Chairperson of the Caddo Nation of Oklahoma leader
- Succeeded by: Brenda Shemayme Edwards

Personal details
- Born: July 21, 1935
- Died: May 20, 2011 (aged 75) Anadarko, Oklahoma
- Spouse(s): Leonard Parker, m. 1951
- Children: Six children
- Parent(s): Michael Martin, Wynema Southerland Martin

= LaRue Parker =

Caddo tribal leader

Sundra LaRue Martin Parker (1935–2011) was the former Chairperson of the Caddo Nation of Oklahoma. She served as chairperson as early as 2000, and was re-elected over opposition candidate, Christine Smith Noah, in the July 9, 2005 election. In 2009, Park was succeeded in the position by Brenda Shemayme Edwards.
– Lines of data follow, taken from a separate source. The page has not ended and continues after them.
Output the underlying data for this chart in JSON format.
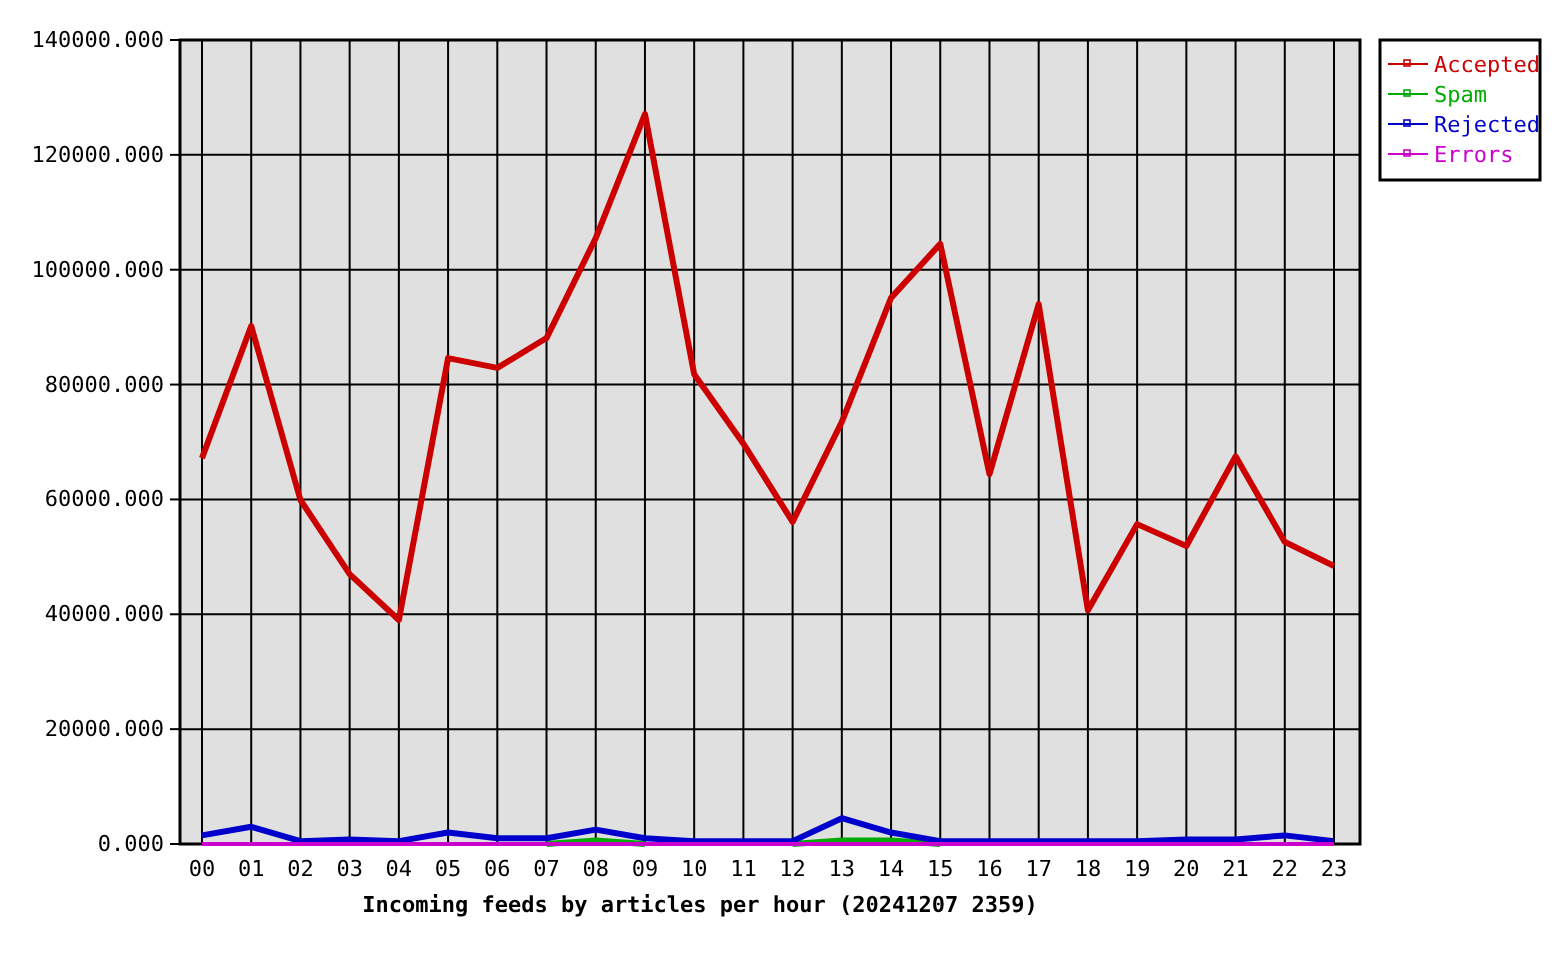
{
  "chart_data": {
    "type": "line",
    "xlabel": "Incoming feeds by articles per hour (20241207 2359)",
    "categories": [
      "00",
      "01",
      "02",
      "03",
      "04",
      "05",
      "06",
      "07",
      "08",
      "09",
      "10",
      "11",
      "12",
      "13",
      "14",
      "15",
      "16",
      "17",
      "18",
      "19",
      "20",
      "21",
      "22",
      "23"
    ],
    "series": [
      {
        "name": "Accepted",
        "color": "#cc0000",
        "values": [
          67200,
          90200,
          59900,
          47000,
          39000,
          84600,
          82900,
          88100,
          105500,
          127100,
          81800,
          69700,
          56100,
          73500,
          95100,
          104500,
          64400,
          94000,
          40700,
          55700,
          51900,
          67500,
          52600,
          48400
        ]
      },
      {
        "name": "Spam",
        "color": "#00aa00",
        "values": [
          null,
          null,
          null,
          null,
          null,
          null,
          null,
          0,
          600,
          0,
          null,
          null,
          0,
          600,
          600,
          0,
          null,
          null,
          null,
          null,
          null,
          null,
          null,
          null
        ]
      },
      {
        "name": "Rejected",
        "color": "#0000cc",
        "values": [
          1500,
          3000,
          500,
          800,
          500,
          2000,
          1000,
          1000,
          2500,
          1000,
          500,
          500,
          500,
          4500,
          2000,
          500,
          500,
          500,
          500,
          500,
          800,
          800,
          1500,
          500
        ]
      },
      {
        "name": "Errors",
        "color": "#cc00cc",
        "values": [
          0,
          0,
          0,
          0,
          0,
          0,
          0,
          0,
          0,
          0,
          0,
          0,
          0,
          0,
          0,
          0,
          0,
          0,
          0,
          0,
          0,
          0,
          0,
          0
        ]
      }
    ],
    "ylim": [
      0,
      140000
    ],
    "yticks": [
      {
        "value": 0,
        "label": "0.000"
      },
      {
        "value": 20000,
        "label": "20000.000"
      },
      {
        "value": 40000,
        "label": "40000.000"
      },
      {
        "value": 60000,
        "label": "60000.000"
      },
      {
        "value": 80000,
        "label": "80000.000"
      },
      {
        "value": 100000,
        "label": "100000.000"
      },
      {
        "value": 120000,
        "label": "120000.000"
      },
      {
        "value": 140000,
        "label": "140000.000"
      }
    ],
    "grid": true,
    "legend": "top right",
    "marker": "none",
    "line_style": "solid"
  }
}
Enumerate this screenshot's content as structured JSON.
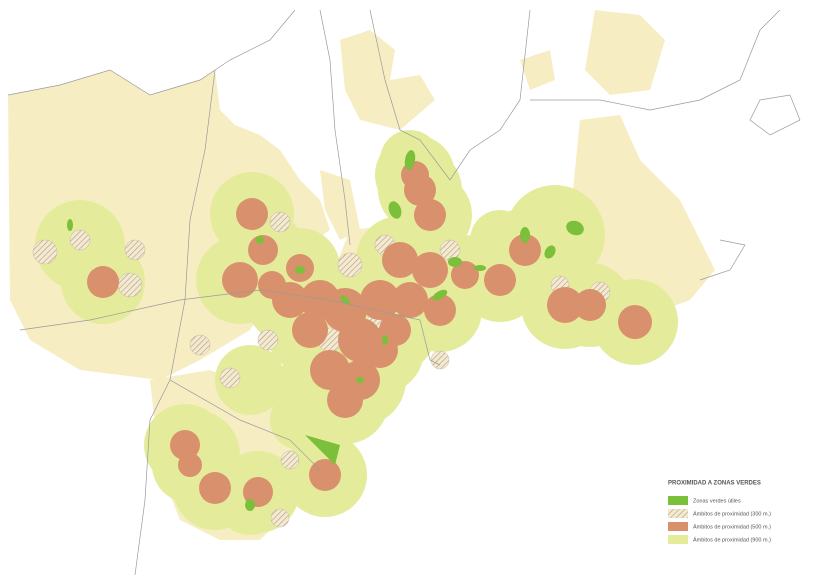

Parker was born on 21 July 1935. Her parents were Michael and Wynema Southerland Martin. Her father, Michael Martin, or Silver Moon, of Verden, Oklahoma was a prolific painter with several pieces in the Caddo Heritage Museum's permanent collection.

LaRue was Caddo tribal princess in 1951. On 29 December 1951, Parker married Leonard Parker, and together they had six children.

Parker died on 20 May 2011 in Anadarko, Oklahoma.